On Friday, May 26th Paul Woskov, MIT Plasma Science and Fusion Center, will join us to speak about Geothermal Drilling Technologies. Geothermal energy from Super-Hot Rock

Super Hot Rock (SHR) can be a virtually limitless base energy source with a power density comparable to fossil fuels. At depths ranging from 10 – 20 km about 80% of the world’s major population centers could access SHR. Pioneered at MIT and leveraging technology developed for nuclear fusion research, millimeter-wave (MMW) drilling represents a non-contact, direct energy penetration that replaces mechanical drilling with a full-bore energy-matter interaction.
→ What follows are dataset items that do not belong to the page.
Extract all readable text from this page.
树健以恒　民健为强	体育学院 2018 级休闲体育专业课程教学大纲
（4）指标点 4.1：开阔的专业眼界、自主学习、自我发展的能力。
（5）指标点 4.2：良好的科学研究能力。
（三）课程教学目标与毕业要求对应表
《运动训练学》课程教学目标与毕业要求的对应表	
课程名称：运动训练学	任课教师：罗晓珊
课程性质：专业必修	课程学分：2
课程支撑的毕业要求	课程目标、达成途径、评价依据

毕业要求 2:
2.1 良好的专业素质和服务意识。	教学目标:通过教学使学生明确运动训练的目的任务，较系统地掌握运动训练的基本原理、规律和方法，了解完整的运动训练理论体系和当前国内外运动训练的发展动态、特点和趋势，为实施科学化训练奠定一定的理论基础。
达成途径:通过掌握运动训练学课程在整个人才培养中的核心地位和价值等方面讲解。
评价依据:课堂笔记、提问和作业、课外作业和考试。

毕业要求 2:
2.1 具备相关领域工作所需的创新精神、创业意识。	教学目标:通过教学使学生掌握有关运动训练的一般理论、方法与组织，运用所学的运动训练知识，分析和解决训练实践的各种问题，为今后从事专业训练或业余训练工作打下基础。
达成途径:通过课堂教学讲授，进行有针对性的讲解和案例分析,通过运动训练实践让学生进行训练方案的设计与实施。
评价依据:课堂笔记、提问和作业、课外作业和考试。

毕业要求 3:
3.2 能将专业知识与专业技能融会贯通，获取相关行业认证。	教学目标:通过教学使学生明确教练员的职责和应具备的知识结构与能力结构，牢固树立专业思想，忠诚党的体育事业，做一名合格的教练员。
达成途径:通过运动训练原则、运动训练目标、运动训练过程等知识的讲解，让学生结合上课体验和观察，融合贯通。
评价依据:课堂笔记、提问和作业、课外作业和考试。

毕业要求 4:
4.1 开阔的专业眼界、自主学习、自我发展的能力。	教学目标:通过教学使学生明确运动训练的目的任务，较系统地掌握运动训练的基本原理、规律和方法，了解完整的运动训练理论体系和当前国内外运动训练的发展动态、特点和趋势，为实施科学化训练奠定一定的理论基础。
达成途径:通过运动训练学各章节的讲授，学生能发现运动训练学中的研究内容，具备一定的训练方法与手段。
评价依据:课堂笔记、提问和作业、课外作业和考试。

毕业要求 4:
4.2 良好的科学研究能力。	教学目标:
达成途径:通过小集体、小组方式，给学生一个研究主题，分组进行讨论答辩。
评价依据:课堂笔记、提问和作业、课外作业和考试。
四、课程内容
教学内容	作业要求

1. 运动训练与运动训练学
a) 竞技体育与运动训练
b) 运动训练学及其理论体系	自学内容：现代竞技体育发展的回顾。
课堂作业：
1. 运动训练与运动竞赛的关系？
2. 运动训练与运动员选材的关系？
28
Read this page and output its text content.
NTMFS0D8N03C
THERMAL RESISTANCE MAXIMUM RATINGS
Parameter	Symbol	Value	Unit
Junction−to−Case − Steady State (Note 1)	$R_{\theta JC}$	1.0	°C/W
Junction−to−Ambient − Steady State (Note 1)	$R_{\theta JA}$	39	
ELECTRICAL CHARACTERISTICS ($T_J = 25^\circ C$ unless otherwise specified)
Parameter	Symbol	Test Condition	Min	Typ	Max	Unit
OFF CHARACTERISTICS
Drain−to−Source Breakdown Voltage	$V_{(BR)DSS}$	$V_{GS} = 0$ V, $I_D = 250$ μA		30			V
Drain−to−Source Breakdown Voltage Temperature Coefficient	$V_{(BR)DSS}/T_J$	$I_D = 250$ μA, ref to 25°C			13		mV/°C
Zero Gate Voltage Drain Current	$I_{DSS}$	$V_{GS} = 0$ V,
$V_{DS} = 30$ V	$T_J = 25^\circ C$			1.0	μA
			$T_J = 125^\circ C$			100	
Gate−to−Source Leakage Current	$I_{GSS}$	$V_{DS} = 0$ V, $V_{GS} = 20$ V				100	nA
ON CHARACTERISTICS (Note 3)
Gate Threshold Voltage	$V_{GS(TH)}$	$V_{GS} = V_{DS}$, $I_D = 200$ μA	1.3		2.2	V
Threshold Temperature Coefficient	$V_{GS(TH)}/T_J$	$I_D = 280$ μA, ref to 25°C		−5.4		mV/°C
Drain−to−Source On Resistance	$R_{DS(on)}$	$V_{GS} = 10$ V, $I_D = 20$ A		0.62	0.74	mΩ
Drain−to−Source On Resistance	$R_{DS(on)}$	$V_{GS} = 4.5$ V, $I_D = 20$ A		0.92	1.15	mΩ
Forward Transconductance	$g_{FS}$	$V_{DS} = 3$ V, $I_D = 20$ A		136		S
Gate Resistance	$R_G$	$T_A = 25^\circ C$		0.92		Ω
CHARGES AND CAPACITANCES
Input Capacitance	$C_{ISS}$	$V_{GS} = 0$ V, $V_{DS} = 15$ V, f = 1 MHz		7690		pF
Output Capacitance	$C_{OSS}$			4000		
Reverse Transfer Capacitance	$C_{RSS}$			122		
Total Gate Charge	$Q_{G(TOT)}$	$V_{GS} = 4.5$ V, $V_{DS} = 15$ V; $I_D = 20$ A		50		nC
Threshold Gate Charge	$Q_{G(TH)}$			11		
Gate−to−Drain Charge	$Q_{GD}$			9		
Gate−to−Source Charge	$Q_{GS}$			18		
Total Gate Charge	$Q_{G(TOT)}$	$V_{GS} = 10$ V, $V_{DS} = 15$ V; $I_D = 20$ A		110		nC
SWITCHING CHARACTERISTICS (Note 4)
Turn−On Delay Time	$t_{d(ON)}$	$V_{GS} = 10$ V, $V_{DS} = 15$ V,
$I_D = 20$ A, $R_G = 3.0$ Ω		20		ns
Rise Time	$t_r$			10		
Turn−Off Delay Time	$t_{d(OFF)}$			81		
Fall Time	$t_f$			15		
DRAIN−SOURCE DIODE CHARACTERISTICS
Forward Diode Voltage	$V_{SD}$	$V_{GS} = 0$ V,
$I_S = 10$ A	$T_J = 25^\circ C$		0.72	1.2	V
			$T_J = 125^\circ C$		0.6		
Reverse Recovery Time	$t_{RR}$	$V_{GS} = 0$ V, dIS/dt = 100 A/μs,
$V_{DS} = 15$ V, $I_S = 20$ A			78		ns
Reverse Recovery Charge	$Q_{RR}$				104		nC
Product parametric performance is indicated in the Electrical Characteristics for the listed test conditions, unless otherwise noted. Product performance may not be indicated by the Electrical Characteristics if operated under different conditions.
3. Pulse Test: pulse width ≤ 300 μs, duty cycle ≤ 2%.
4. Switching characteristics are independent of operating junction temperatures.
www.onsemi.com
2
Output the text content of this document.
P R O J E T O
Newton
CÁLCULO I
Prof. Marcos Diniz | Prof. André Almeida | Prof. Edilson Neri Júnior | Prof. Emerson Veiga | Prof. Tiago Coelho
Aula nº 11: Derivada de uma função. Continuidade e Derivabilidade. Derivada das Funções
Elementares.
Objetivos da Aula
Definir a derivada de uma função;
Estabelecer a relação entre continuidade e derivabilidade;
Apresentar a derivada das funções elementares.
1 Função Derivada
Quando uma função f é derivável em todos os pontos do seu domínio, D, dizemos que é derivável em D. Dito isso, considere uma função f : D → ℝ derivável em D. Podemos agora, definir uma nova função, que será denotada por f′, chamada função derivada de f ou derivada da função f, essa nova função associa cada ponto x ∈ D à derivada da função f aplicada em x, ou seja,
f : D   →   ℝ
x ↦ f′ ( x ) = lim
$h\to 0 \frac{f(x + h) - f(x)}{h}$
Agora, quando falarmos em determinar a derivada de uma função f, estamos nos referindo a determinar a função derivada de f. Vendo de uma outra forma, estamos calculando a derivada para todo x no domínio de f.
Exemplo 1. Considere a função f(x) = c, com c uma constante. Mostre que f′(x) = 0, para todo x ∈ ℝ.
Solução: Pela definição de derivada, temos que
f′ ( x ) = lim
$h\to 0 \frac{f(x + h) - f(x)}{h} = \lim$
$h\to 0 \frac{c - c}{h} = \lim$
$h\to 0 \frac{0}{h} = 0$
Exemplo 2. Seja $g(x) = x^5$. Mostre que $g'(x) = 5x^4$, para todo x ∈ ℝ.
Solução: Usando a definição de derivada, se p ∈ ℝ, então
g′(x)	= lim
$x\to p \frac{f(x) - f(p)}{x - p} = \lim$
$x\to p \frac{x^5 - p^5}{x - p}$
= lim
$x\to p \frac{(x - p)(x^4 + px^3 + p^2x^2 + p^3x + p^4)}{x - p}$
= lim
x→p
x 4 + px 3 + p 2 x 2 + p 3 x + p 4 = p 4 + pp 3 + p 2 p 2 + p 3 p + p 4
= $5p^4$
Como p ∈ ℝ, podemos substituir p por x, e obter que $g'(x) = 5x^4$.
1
High-powered energy is efficiently guided downhole to result in dielectric heating > 2,000 oC, rapidly melting, pressurizing, and vaporizing the rock to create a borehole with a vitrified casing and transporting quenched vapors up-hole by a circulating purge gas. This process overcomes temperature/pressure limits of current drilling technology while improving drilling rates and lowering costs by an order of magnitude. In this presentation, we present the analytic basis of MMW drilling and why it is optimal to access deep SHR, provide experimental results, and plans at MIT, Oak Ridge National Laboratory (ORNL), and Quaise Energy. Dr. Paul Woskov has been with MIT for 46 years, retiring from the Plasma Science and Fusion Center as a Senior Research Engineer after 41 years and currently continues part time as an active retiree. He has led and worked with national and international research teams in the areas of energy and environmental research. These areas have included work on major fusion energy experiments including ITER as an External Expert, on applied plasmas for nuclear waste remediation and pollution monitoring, and applications of millimeter-wave gyrotrons to geothermal energy, which included melting through granite and basalt for the first time using a powerful 5G frequency. Dr. Woskov has won 6 R&D 100 Awards as the inventor of new instrumentation and measurement methods for nuclear waste vitrification, atmospheric emissions, and thermal processes.